Dynamic cycling enhances battery lifetime
Laboratory ageing campaigns elucidate the complex degradation behaviour of most technologies. In lithium-ion batteries, such studies aim to capture realistic ageing mechanisms to optimize cell chemistries and designs as well as to engineer reliable battery management systems. In this study, we systematically compared dynamic discharge profiles representative of electric vehicle driving to the well-accepted constant current profiles. Surprisingly, we found that dynamic discharge enhances lifetime substantially compared with constant current discharge. Specifically, for the same average current and voltage window, varying the dynamic discharge profile led to an increase of up to 38% in equivalent full cycles at end of life. Explainable machine learning revealed the importance of both low-frequency current pulses and time-induced ageing under these realistic discharge conditions. This work quantifies the importance of evaluating new battery chemistries and designs with realistic load profiles, highlighting the opportunities to revisit our understanding of ageing mechanisms at the chemistry, material and cell levels.
Lithium-ion batteries (LIBs) age through intertwined mechanisms that depend critically on conditions of use, as do solar cells, polymeric materials, biomedical devices and so on.
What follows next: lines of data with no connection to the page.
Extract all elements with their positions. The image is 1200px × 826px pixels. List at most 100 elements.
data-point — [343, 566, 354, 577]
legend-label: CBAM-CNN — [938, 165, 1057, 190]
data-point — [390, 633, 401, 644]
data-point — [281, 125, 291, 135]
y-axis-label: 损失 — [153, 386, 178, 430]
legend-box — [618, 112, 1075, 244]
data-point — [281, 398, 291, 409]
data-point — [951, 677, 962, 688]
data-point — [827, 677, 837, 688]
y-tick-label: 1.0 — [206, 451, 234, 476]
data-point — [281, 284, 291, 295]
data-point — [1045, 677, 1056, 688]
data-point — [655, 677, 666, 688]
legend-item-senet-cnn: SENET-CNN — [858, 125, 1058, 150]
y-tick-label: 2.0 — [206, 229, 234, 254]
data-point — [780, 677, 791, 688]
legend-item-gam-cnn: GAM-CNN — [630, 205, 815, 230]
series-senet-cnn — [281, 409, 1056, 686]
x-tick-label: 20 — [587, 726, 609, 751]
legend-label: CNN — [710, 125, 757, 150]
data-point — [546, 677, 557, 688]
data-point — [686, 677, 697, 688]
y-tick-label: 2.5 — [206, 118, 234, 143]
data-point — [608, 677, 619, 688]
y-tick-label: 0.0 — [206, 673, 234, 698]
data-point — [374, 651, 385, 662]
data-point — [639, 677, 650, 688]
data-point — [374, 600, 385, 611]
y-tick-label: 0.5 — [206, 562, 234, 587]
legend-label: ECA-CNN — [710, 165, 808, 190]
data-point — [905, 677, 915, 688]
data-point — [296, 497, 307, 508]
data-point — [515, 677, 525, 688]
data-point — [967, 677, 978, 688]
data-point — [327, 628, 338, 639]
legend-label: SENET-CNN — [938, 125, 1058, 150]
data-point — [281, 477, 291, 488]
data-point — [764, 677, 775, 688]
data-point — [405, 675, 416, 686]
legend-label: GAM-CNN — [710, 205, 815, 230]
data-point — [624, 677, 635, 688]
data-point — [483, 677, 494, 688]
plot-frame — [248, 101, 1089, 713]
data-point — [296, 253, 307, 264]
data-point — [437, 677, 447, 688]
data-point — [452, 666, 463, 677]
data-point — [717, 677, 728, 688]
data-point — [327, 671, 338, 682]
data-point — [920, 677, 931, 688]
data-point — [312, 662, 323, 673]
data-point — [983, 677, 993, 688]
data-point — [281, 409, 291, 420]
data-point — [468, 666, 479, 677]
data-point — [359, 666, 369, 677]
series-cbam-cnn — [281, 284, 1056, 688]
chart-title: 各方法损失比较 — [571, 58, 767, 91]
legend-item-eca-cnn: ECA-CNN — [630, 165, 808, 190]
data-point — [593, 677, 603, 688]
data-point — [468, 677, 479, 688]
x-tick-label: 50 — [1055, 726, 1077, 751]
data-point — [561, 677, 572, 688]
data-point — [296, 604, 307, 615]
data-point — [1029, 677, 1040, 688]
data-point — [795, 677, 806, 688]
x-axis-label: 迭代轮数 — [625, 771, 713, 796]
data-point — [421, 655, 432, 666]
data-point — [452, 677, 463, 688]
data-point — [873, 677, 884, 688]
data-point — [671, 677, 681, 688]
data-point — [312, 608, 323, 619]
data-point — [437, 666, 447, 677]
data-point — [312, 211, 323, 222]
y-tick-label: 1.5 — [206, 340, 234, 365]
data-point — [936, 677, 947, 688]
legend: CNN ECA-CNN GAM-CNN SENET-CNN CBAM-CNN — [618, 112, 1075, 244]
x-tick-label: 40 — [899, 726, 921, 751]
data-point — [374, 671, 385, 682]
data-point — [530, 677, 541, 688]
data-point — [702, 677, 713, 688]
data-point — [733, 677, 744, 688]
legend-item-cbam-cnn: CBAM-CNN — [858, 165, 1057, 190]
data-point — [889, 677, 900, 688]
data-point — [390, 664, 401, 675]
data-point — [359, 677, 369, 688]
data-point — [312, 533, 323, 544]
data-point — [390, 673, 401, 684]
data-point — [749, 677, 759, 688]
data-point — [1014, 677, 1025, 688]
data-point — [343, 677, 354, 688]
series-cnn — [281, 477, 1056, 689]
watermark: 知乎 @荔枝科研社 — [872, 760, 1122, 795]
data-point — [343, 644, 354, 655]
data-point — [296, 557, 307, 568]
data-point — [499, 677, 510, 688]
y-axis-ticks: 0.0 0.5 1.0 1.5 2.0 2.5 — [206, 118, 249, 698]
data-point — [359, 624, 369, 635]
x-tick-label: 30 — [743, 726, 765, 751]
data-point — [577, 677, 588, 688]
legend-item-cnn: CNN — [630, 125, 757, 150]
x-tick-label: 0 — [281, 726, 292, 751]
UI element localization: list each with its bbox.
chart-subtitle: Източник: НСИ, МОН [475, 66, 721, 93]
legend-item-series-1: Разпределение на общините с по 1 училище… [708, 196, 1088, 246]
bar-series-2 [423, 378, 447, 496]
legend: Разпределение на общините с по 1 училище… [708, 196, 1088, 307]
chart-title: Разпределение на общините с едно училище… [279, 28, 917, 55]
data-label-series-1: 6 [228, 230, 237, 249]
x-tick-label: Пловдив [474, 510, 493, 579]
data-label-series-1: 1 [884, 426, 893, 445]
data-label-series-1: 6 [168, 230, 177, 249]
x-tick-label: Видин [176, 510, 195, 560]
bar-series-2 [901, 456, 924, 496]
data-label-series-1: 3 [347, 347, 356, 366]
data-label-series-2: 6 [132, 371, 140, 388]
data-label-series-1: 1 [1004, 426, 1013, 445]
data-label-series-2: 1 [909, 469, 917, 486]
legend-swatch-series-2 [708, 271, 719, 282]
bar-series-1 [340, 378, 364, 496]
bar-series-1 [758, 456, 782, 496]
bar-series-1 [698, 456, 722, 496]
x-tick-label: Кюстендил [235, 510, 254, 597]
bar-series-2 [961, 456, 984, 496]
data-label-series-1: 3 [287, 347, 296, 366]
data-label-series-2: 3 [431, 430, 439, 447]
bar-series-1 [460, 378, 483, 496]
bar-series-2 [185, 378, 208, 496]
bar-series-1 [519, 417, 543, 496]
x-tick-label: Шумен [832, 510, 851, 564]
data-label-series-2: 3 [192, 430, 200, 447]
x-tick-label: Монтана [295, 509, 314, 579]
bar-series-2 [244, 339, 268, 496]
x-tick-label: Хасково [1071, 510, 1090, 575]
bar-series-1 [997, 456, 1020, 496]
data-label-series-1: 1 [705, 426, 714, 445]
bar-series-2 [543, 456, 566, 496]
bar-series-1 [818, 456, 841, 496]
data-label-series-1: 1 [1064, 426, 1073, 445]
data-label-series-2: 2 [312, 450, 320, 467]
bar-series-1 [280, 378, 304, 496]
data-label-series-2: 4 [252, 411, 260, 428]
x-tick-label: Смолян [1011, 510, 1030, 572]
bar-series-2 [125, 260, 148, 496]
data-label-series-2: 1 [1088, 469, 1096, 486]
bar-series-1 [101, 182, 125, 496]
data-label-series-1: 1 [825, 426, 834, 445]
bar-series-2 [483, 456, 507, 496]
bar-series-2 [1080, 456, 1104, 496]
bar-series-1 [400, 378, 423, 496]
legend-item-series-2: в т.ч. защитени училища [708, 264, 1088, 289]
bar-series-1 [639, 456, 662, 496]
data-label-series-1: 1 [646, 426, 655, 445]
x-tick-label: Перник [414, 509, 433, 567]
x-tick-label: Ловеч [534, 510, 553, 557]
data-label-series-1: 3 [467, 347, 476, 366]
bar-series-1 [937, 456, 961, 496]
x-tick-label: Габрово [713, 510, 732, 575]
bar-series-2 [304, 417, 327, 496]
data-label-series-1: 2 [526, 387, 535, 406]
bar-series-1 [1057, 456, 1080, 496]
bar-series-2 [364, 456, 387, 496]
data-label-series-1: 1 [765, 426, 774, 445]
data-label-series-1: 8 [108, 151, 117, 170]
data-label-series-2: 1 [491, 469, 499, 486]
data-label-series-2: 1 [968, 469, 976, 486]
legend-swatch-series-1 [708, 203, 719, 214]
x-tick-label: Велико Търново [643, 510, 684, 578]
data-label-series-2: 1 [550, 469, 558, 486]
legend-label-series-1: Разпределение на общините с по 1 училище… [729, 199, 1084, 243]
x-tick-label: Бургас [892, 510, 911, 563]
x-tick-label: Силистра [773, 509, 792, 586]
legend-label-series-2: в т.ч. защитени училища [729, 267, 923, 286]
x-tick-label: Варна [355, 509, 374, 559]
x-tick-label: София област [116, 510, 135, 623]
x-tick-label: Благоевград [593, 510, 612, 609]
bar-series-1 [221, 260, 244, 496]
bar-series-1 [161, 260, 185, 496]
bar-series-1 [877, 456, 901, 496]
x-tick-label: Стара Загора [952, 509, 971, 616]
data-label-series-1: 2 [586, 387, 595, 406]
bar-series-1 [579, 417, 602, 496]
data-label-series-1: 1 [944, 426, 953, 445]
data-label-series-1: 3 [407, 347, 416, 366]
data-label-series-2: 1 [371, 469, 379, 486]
Understanding how degradation occurs across realistic use cases is essential to accelerate material design and improve battery management systems1. As a well-accepted practice, the vast majority of laboratory battery studies are conducted under constant current discharge profiles2,3,4,5,6,7,8,9,10. In actual use cases, however, LIBs are subjected to dynamic current profiles during discharge11,12,13,14,15,16,17,18,19,20,21,22,23.